Firefighters burn a fire break sending smoke into the air. Photo: Chris Ison
Firefighters burn a fire break sending smoke into the air. Photo: Chris Ison

SMOG: The towns breathing in the smoke and dust

A SMOG of smoke and dust has settled over the region, reducing air quality in towns across the region.

Bureau of Meteorology metrologist Dean Narramore said fires and dusty westerly winds had combined in the atmosphere to create poor air quality in Mackay and Moranbah.

Mr Narramore said smoke and dust high up in the atmosphere was “drifting over your part of the world”.

The Department of Environment and Science reported that today there were high levels of the microscopic dust, known as PM10 in both towns.

In West Mackay, PM10 levels daily maximum average reached 91.4 micrograms per cubic metre, well above the state guidelines of 50 micrograms per cubic metre.

Moranbah’s daily maximum average was more than double the state guidelines, at 110.2 micrograms per cubic metre.

The daily maximum was 220.4 micrograms per cubic metre, more than four times the recommended levels.

For firefighters battling blazes around the around the Pioneer Valley, Proserpine, and RosellaMr Narramore said conditions would ease as easterly winds increased humidity.

“The cold front is moving out to New Zealand and a high pressure system has moved in,” he said.

“(It will) allow fireys to go in and deal with the fires.”

Tomorrow, Mr Narramore said an easterly sea breeze would moderate the heat along the coast, with daytime conditions ranging between 30 to 35 degrees in the Central Coast and Whitsundays.

Further inland, near the Central Highlands and Coalfields, Mr Narramore said temperatures would range in the mid to high 30s.

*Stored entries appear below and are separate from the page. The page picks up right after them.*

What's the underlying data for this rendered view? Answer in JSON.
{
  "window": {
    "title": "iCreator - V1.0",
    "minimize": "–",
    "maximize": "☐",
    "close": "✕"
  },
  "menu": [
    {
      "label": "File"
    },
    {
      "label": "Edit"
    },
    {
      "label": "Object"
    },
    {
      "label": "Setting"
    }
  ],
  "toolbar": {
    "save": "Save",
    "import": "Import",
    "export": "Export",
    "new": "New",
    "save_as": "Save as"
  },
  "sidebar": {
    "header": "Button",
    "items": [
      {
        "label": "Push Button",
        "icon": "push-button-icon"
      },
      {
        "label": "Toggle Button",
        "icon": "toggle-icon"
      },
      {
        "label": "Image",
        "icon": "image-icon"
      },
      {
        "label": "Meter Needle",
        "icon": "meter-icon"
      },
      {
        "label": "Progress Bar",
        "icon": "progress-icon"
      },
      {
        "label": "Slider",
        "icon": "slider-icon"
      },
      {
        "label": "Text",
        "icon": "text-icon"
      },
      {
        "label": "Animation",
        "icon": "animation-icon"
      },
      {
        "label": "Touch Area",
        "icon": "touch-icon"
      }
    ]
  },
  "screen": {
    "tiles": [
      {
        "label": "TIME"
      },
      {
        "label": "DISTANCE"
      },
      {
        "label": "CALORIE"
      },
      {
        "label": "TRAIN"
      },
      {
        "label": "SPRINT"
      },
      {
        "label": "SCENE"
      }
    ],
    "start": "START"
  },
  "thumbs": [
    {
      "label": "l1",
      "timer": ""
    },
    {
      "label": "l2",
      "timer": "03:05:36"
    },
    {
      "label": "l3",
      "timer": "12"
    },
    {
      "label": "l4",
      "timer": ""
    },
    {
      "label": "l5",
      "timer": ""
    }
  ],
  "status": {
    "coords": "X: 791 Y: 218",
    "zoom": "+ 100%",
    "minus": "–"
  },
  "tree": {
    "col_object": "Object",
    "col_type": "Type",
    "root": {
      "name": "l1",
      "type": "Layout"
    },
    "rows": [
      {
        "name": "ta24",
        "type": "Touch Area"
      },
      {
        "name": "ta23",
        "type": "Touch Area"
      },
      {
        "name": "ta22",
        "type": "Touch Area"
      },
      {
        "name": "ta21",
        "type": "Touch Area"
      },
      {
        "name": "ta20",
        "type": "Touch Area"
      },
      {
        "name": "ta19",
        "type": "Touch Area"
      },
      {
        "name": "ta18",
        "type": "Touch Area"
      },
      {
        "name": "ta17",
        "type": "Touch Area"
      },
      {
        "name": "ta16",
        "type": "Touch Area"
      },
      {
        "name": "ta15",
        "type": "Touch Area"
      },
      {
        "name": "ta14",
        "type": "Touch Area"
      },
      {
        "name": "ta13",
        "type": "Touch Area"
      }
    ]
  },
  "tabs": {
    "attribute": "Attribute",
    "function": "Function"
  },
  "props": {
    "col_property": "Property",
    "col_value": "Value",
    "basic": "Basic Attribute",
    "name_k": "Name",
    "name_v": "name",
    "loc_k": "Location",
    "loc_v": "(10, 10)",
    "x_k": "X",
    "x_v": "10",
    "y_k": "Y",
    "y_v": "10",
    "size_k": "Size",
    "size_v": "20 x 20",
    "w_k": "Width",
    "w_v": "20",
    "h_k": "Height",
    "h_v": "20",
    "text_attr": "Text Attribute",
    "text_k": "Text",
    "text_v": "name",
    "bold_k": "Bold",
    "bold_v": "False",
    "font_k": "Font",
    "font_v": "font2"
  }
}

Compared to other regions, Mr Narramore said the fire conditions were “benign”.

But the eased fire danger would not last, Mr Narramore said.

BOM reported the fire danger would return to “very high” on Wednesday before easing again on Thursday to ‘high’.

For those waiting for rain, Mr Narramore said they would be disappointed.

“There’s no rain in sight. The week is looking dry,” he said.